Today, she has displayed her most recent collection, “ARMOR,” on these easels. The primarily collage-based collection was influenced by the history and artistic composition of the Middle Ages and the 20th century Dada movement. Freshman Brown overlays moments of history atop one another, intensely interested in showcasing this “armor,” or uniform, that identifies and protects both historical figures and us.

 

***

Freshman Brown’s studio is certainly like a kitchen, a messy kitchen at that, and she’s glad about it. “Some people’s studios are so tidy it scares me. It’s like who would want to work in there?” she commented. “When I’m actually working, my studio is like a disaster, like a bomb hit it.”

 

Like a messy kitchen — its disorder the only reminder of an already eaten cuisine — Freshman Brown’s studio, in all its untidiness, is a reminder of the elapsed (and maybe still-to-elapse) landmarks of her artistic career. Paintings, pictures, easels, drawers, cabinets all silently perform as tokens of childhood, college and adult memory. 

 

Also like a messy kitchen, Freshman Brown’s studio is a space in which she will keep creating — at least until 7 p.m. on most days, when she’ll turn off the lights of the studio and decide to re-regard the space and the art housed in it again the next day.

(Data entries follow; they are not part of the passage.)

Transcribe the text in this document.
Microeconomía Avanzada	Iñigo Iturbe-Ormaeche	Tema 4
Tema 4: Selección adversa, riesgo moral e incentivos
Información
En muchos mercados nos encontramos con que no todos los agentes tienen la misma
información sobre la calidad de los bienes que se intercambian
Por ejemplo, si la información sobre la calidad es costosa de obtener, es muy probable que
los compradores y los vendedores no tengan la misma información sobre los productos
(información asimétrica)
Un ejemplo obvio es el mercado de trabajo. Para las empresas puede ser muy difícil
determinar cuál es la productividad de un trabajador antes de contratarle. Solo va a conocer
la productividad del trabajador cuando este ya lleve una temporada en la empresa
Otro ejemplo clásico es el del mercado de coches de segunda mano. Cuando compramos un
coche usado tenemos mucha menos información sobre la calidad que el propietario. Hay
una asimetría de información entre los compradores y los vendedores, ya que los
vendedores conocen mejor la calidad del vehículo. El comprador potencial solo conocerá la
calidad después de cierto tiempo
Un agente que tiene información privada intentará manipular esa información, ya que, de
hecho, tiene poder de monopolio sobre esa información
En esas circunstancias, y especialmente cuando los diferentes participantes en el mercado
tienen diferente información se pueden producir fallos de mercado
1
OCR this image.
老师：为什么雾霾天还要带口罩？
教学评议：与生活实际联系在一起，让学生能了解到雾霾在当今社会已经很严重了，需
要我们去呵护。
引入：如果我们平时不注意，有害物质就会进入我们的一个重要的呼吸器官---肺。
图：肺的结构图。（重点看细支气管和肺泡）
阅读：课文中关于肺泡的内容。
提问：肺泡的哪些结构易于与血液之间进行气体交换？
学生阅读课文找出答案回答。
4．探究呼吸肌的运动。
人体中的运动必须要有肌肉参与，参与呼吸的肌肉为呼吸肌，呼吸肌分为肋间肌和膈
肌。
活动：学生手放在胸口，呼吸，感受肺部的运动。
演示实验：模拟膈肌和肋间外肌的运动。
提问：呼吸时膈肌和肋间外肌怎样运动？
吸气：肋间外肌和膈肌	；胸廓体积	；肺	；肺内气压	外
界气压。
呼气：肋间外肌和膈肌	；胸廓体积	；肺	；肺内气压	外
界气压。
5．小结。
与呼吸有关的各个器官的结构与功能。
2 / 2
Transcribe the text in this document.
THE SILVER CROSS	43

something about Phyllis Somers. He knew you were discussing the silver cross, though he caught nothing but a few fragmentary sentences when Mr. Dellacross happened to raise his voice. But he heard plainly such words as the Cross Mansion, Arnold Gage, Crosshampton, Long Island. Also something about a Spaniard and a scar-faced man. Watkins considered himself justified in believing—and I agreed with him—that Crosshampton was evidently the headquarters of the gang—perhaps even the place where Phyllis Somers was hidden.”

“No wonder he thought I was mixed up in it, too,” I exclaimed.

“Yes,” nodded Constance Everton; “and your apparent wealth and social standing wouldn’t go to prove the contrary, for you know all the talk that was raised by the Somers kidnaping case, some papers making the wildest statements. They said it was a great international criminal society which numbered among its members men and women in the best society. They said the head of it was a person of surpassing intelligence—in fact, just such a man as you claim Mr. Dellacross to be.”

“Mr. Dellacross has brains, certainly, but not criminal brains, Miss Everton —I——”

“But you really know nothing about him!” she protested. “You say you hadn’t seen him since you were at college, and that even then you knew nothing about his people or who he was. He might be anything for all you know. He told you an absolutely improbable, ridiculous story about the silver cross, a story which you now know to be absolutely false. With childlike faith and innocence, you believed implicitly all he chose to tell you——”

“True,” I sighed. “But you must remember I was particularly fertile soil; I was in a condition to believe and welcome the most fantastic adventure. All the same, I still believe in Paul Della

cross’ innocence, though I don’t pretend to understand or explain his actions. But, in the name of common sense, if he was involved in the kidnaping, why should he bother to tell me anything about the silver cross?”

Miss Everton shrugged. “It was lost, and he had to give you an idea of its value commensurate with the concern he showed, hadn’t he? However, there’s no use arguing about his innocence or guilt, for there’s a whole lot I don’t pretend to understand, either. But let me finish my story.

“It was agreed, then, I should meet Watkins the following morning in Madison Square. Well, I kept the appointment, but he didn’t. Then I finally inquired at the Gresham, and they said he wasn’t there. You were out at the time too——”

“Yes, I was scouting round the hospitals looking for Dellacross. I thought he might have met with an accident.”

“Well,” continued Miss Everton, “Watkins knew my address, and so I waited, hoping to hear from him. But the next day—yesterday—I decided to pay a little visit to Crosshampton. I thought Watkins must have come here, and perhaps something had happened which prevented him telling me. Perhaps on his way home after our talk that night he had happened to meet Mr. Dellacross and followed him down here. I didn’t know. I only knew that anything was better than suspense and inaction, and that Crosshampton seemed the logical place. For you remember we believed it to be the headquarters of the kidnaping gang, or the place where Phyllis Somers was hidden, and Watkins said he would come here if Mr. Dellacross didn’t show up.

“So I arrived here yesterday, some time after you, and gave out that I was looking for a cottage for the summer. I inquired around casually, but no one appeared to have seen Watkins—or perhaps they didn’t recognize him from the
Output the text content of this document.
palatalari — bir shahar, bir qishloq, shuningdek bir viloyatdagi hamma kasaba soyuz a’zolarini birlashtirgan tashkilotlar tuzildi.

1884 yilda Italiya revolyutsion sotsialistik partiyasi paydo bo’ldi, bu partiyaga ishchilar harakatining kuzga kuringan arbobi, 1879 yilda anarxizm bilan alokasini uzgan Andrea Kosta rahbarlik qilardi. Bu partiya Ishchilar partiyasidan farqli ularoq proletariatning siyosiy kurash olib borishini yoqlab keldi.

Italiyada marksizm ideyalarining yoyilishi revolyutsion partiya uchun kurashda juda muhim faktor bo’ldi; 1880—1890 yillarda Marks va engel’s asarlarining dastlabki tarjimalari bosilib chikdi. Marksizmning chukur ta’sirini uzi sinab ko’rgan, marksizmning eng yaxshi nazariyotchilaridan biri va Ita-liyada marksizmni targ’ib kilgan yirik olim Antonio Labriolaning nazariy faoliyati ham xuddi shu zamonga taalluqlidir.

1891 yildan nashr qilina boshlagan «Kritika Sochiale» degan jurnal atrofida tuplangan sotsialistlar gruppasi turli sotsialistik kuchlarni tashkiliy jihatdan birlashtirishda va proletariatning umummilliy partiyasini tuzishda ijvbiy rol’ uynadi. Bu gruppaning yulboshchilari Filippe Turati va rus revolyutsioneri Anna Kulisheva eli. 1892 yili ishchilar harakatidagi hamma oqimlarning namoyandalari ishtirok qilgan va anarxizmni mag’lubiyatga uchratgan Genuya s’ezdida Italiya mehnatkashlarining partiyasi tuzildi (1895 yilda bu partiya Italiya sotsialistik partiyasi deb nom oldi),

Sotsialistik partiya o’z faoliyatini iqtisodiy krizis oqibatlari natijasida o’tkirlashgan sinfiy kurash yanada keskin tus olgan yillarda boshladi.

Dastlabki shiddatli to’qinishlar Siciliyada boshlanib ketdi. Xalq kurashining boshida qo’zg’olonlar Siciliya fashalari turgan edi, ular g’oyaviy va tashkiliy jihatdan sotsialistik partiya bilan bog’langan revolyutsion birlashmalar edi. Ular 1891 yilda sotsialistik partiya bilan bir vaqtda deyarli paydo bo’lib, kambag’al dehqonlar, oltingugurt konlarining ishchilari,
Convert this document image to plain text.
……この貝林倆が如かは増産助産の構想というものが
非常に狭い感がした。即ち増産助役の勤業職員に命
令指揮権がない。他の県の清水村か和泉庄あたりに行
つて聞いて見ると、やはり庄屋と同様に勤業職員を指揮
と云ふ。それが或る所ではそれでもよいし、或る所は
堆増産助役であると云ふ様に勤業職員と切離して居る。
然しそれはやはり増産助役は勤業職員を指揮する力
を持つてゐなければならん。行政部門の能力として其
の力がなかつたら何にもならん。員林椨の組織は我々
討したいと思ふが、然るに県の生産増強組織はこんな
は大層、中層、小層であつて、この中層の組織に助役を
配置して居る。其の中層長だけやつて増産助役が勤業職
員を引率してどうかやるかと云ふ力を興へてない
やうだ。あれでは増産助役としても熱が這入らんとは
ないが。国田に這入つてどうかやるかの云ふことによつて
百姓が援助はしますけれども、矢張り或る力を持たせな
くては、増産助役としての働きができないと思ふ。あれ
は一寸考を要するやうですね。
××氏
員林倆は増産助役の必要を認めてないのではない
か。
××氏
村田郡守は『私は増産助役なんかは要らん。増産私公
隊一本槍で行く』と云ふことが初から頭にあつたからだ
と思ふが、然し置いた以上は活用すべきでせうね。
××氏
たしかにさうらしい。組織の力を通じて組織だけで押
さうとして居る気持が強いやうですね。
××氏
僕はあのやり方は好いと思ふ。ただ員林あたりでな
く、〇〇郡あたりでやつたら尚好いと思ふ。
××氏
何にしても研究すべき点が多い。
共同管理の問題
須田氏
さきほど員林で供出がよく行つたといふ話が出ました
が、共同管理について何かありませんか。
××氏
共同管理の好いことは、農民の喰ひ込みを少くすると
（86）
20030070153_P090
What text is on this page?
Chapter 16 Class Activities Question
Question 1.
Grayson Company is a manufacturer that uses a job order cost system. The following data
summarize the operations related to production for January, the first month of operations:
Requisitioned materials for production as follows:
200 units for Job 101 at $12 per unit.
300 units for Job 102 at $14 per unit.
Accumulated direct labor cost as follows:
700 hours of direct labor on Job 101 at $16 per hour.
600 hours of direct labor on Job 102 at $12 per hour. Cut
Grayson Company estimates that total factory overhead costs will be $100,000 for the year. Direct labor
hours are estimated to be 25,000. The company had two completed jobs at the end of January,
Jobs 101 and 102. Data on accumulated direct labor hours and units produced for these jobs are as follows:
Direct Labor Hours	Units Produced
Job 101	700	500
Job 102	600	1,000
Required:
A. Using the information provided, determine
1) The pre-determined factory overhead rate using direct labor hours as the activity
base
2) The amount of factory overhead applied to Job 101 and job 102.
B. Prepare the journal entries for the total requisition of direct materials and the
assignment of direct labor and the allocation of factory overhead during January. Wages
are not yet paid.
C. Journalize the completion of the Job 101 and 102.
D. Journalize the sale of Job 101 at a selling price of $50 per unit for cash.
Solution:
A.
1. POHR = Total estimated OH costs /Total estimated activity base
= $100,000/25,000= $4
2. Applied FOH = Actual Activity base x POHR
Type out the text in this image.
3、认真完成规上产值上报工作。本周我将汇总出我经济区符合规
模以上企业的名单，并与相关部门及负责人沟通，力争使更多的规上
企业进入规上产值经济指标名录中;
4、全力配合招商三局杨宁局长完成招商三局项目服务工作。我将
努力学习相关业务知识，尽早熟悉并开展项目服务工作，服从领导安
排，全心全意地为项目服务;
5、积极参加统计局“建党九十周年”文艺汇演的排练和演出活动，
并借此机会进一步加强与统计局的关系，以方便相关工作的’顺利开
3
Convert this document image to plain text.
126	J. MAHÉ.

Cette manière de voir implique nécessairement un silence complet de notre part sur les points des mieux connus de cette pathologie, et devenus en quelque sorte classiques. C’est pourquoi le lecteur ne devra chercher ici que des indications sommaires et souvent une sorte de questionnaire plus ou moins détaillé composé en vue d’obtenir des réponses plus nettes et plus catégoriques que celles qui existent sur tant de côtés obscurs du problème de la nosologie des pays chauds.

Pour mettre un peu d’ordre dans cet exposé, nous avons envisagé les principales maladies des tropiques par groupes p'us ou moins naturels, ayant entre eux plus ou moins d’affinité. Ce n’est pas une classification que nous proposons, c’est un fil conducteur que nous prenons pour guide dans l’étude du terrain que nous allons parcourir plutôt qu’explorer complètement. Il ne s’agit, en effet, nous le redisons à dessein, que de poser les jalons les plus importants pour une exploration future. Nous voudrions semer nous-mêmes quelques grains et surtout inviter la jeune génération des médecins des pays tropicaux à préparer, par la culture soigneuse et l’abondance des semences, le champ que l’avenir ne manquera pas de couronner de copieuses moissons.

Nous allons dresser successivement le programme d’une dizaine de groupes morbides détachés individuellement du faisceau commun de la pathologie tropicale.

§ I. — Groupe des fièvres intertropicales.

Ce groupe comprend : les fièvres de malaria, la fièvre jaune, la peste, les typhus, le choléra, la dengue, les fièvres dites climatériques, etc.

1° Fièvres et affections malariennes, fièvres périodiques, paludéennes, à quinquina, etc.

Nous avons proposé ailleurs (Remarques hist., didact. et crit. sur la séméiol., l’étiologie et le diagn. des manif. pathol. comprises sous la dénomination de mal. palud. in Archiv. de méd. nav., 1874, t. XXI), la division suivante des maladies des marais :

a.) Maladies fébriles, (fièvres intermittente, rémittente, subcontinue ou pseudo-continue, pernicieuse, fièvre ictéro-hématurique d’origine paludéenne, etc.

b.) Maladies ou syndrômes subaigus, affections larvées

Jacksonville native Su Ertekin-Taner is a student at Columbia University with a passion for everything arts. While she writes creatively, satirically, journalistically, and enthusiastically (of course), she also loves to sing, dance, and do impressions; her favorites are Toddlers and Tiaras Mom and Shakira. Find Su critiquing the quality of reality TV that she willingly spends several hours a day watching, petting her cat even though she recently discovered her cat allergy, and probably watching paint dry because it's fun.